Arthritis can cause pain on bumpy roads or sudden turns; blindness and deafness can make our dog feel scared, since it is a completely new environment they are not used to, and can’t fully understand due to their lack of a certain senses.
Dogs can develop anxiety due to multiple reasons such as fireworks, moving houses, guests in the home, thunderstorms, terrifyingly loud vacuums and, of course, car rides.
To determine if your pup is panting due to anxiety, you can look at their body language and look for any of the following signs of distress:
- No eye contact
- Head turned away
- Ears down
- Tail tucked between their legs
If this is the case, it’s important to help them feel as safe and comfortable as possible by adding relaxing music, turning the A/C on (if that’s something they’re used to), and of course give them a few calming treats 45-60 minutes before the ride begins.
9. Bad experience
If every car ride your dog had in the past were destined to the vet or places you know they dislike, your dog might be panting because it’s his/her way of saying “not the vet again!”. Associating the car with bad experiences provokes stress and results in excessive panting.
You can easily change this by using the car to take your dog to the park, to visit a family member they love, or to any place you know they’ll enjoy.

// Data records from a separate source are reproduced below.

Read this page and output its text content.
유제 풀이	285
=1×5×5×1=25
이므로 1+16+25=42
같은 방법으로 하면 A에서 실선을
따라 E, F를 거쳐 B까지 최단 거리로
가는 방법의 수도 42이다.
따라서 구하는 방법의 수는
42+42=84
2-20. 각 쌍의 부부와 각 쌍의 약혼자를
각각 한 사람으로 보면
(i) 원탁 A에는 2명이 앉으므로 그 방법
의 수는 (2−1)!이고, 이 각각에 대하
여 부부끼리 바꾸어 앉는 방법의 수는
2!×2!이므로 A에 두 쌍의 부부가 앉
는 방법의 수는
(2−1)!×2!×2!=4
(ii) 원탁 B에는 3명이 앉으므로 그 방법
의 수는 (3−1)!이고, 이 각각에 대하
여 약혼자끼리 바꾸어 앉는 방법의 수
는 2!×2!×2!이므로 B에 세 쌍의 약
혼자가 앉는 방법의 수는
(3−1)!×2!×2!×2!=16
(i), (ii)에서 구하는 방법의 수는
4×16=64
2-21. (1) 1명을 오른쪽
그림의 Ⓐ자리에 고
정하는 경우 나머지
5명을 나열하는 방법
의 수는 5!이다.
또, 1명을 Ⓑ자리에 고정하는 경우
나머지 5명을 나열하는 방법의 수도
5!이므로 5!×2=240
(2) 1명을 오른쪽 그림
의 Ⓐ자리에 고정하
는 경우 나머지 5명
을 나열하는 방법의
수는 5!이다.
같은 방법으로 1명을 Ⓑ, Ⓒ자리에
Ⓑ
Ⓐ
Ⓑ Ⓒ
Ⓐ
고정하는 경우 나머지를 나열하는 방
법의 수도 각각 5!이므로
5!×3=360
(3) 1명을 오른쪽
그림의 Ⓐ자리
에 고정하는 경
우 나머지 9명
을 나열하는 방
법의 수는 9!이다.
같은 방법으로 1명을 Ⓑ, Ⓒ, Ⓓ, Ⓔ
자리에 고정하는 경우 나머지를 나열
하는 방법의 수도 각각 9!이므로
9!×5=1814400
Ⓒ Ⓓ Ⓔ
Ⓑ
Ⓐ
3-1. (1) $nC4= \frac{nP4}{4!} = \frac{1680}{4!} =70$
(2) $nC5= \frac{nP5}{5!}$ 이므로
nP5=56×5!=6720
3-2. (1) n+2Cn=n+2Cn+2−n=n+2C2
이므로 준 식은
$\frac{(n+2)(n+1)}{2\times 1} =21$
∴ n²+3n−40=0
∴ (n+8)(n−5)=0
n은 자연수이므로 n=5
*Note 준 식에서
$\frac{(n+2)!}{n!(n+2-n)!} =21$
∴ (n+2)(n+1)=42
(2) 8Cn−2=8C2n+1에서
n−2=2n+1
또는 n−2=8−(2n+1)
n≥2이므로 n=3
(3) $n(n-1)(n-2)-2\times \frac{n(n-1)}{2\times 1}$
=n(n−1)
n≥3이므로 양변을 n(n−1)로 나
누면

How to make car rides more enjoyable for your dog
There are some easy things you can do to make car rides more enjoyable and safe both for you and your pup:
- Maintain a cool temperature inside the car, especially on hot days.
- Keep your dog hydrated.
- Make usual car rides to places your pup enjoys, such as the park.
- Give your dog love and reassurance throughout the trip.
- Stay calm yourself, if you start to get angry and shout at them, it will be very hard for your pup to relax.
- Play some soothing music.
- Put sheets on the back seat’s windows if your dog gets easily overstimulated.
- If your dog suffers from anxiety, try out Hemp Calming Support an hour before the ride.
- Always use a seat belt for your dog to keep them safe in case an accident happens.
- Never leave your dog alone in the car.